Shares of San Diego-based Amylin fell 99 cents, or 3.9 percent, to $24.52 in midday trading. The company and Indianapolis-based partner Eli Lilly & Co. make Byetta, a twice-daily treatment. At issue for them is the development of a once-weekly version of the drug called LAR exenatide, which also involves partner Alkermes Inc., based in Cambridge, Mass.
Analysts don't foresee any delays with LAR's approval, citing studies that show it reduces blood pressure, along with the body of evidence for its marketed predecessor, Byetta. Timing of the FDA's decision on the safety proposals could also be a factor.

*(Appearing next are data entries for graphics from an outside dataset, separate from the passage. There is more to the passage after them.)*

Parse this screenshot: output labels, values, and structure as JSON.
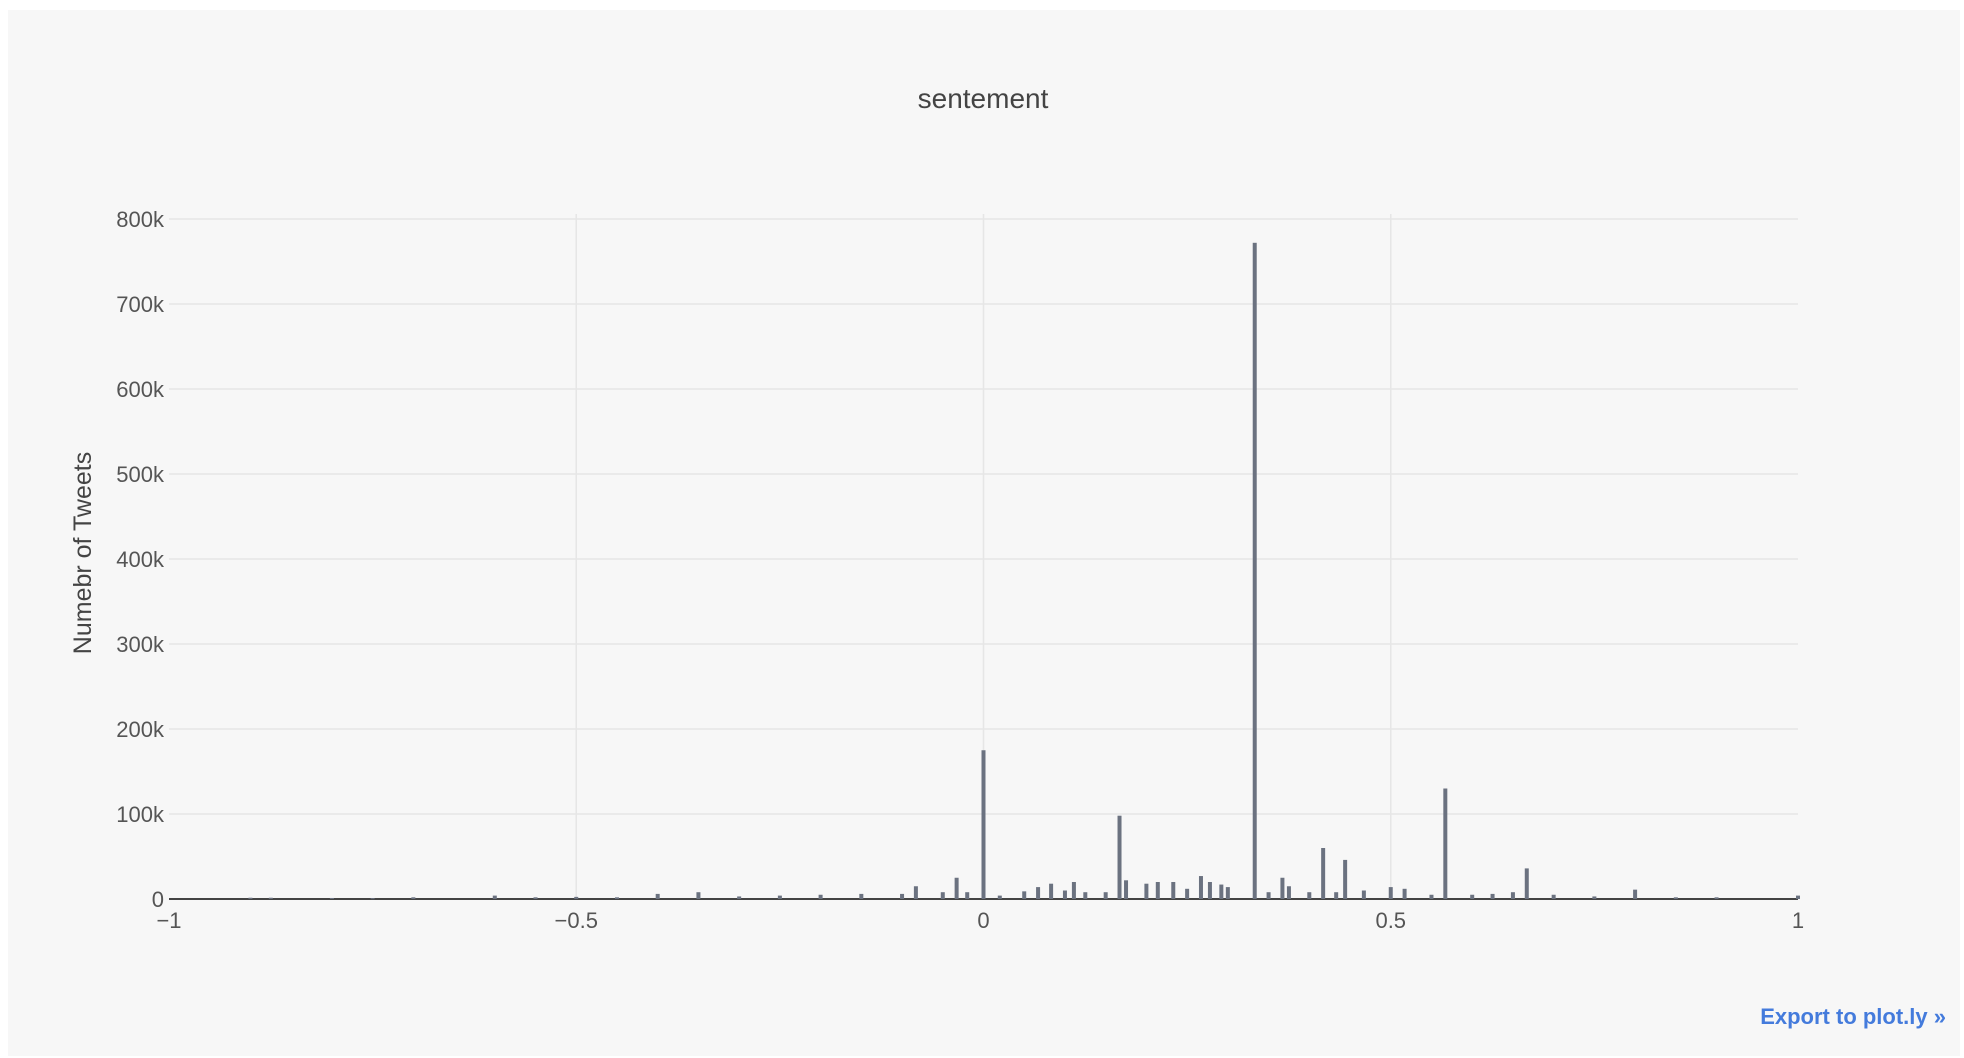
{
  "chart_data": {
    "type": "bar",
    "title": "sentement",
    "xlabel": "",
    "ylabel": "Numebr of Tweets",
    "xlim": [
      -1,
      1
    ],
    "ylim": [
      0,
      800000
    ],
    "x_ticks": [
      -1,
      -0.5,
      0,
      0.5,
      1
    ],
    "x_tick_labels": [
      "−1",
      "−0.5",
      "0",
      "0.5",
      "1"
    ],
    "y_ticks": [
      0,
      100000,
      200000,
      300000,
      400000,
      500000,
      600000,
      700000,
      800000
    ],
    "y_tick_labels": [
      "0",
      "100k",
      "200k",
      "300k",
      "400k",
      "500k",
      "600k",
      "700k",
      "800k"
    ],
    "grid": true,
    "bar_color": "#6b7280",
    "series": [
      {
        "x": [
          -0.9,
          -0.875,
          -0.8,
          -0.75,
          -0.7,
          -0.6,
          -0.55,
          -0.5,
          -0.45,
          -0.4,
          -0.35,
          -0.3,
          -0.25,
          -0.2,
          -0.15,
          -0.1,
          -0.083,
          -0.05,
          -0.033,
          -0.02,
          0,
          0.02,
          0.05,
          0.067,
          0.083,
          0.1,
          0.111,
          0.125,
          0.15,
          0.167,
          0.175,
          0.2,
          0.214,
          0.233,
          0.25,
          0.267,
          0.278,
          0.292,
          0.3,
          0.333,
          0.35,
          0.367,
          0.375,
          0.4,
          0.417,
          0.433,
          0.444,
          0.467,
          0.5,
          0.517,
          0.55,
          0.567,
          0.6,
          0.625,
          0.65,
          0.667,
          0.7,
          0.75,
          0.8,
          0.85,
          0.9,
          1
        ],
        "values": [
          1500,
          1500,
          1200,
          1000,
          2000,
          4000,
          2000,
          2500,
          2000,
          6000,
          8000,
          3000,
          4000,
          5000,
          6000,
          6000,
          15000,
          8000,
          25000,
          8000,
          175000,
          4000,
          9000,
          14000,
          18000,
          10000,
          20000,
          8000,
          8000,
          98000,
          22000,
          18000,
          20000,
          20000,
          12000,
          27000,
          20000,
          17000,
          14000,
          772000,
          8000,
          25000,
          15000,
          8000,
          60000,
          8000,
          46000,
          10000,
          14000,
          12000,
          5000,
          130000,
          5000,
          6000,
          8000,
          36000,
          5000,
          3000,
          11000,
          2000,
          2000,
          4000
        ]
      }
    ]
  },
  "export_label": "Export to plot.ly »"
}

"It may be difficult for the FDA to implement formal action in time to impact the approval of LAR or liraglutide, underscored by the widely conflicting views on trial designs at the panel," said Piper Jaffray analyst Thomas Wei, in a note to investors late Wednesday.
Eli Lilly shares rose 47 cents to $46.56 while Alkermes shares fell 6 cents to $12.47.
Liraglutide is being developed by Danish drug maker Novo Nordisk as a once-daily diabetes treatment and is being viewed as a potentially tough competitor for Byetta. The same timing issue could also be advantageous for Novo, which recently asked the FDA for approval on Liraglutide.
Novo shares fell $2.17, or 3.3 percent, to $63.85.
Meanwhile, shares of Januvia-maker Merck & Co. rose 58 cents to $38.65. The drug brought in $667.5 million for the Whitehouse Station, N.J.-based company in 2007. It is already in a good position, said Lazard Capital Markets analyst Matthew Osborne.
"When asked to impose tougher standards on already approved drugs, panel members mentioned Merck's Januvia and Amylin's Byetta as examples of drugs that posed the least risk," he said in a note to investors Thursday.
Competitors to Januvia include alogliptin, being developed by Japan-based Takeda Pharmaceuticals. New York-based Bristol-Myers Squibb Co. and London-based AstraZeneca are developing their drug saxaglaptin. Bristol shares rose 12 cents to $20.70 while American Depository Shares of AstraZeneca rose $1.63, or 3.7 percent, to $45.74.